The surveillance officers are part of a worldwide system for surveillance of acute flaccid paralysis that identifies, investigates and collects specimens from paralysed children in more than 190 countries. The system is supported through the Global Polio Eradication Initiative (GPEI), whose partners include Rotary International, United Nations Children's Fund (UNICEF), the Centers for Disease Control and Prevention (CDC), and the World Health Organization (WHO).
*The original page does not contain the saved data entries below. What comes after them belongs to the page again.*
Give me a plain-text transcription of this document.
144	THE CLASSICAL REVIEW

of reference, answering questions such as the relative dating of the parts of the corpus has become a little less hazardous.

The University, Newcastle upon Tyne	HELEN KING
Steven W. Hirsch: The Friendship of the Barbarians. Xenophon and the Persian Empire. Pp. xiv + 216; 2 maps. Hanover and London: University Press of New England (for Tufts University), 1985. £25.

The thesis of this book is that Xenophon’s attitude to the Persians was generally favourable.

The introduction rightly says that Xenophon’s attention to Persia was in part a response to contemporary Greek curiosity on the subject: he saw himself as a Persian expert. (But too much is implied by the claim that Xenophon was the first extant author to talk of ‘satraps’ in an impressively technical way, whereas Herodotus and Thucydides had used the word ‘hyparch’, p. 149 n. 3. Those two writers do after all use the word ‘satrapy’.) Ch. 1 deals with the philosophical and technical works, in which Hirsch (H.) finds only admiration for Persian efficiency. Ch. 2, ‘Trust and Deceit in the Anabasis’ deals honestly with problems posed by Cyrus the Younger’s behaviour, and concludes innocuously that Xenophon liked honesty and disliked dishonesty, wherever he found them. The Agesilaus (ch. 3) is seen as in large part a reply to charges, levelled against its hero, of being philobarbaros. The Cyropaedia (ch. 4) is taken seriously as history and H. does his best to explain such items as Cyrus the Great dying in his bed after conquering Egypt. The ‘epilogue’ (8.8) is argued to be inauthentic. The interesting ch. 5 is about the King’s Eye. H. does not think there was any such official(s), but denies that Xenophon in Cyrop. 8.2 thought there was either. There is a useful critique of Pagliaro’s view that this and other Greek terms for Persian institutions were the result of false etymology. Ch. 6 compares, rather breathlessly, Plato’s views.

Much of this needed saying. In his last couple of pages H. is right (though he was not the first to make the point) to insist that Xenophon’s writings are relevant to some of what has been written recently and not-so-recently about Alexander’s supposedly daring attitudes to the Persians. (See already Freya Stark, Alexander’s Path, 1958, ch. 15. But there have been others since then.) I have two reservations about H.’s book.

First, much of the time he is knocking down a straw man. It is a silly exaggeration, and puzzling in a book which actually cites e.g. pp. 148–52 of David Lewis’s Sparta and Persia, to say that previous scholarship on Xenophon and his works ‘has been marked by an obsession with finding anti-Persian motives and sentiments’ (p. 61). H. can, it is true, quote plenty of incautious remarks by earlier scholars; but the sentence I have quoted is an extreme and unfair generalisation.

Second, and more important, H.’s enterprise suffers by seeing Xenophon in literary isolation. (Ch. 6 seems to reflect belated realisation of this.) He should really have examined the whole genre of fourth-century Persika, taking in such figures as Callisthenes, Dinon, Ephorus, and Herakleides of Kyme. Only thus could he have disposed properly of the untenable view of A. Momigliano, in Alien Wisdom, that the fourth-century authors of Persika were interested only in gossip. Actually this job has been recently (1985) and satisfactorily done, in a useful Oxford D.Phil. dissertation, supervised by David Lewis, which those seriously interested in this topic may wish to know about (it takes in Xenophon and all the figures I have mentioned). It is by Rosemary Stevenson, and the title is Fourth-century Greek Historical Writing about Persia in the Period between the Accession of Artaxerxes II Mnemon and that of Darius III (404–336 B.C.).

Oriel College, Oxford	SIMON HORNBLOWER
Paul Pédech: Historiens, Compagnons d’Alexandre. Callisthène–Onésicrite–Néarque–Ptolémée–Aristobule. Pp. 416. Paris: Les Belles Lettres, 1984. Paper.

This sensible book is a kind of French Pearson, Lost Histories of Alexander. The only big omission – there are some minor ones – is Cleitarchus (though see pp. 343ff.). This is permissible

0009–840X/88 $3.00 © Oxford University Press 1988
Surveillance is underpinned by a network of 145 laboratories in 90 countries that isolate and genetically characterise polioviruses, guiding response activities to the disease. The network has been utilised to support other diseases such as measles, yellow fever, meningitis and severe acute respiratory syndrome. Recently, the surveillance system has been broadened to include bird flu, but the authors identify the need for increased laboratory capacity to include diagnosis of H5N1 and training in influenza to polio surveillance officers as necessary to enhance surveillance and assist in the early detection of avian flu.

The authors argue that in order to increase these surveillance capacities, an increased and broadened funding base is needed, and that to ignore this need for further “international investment in poliomyelitis eradication will increase vulnerability to avian influenza in countries where health systems are weakest and least able to detect and respond.”

Source

The Lancet, Volume 367, Number 9521, May 6 2006.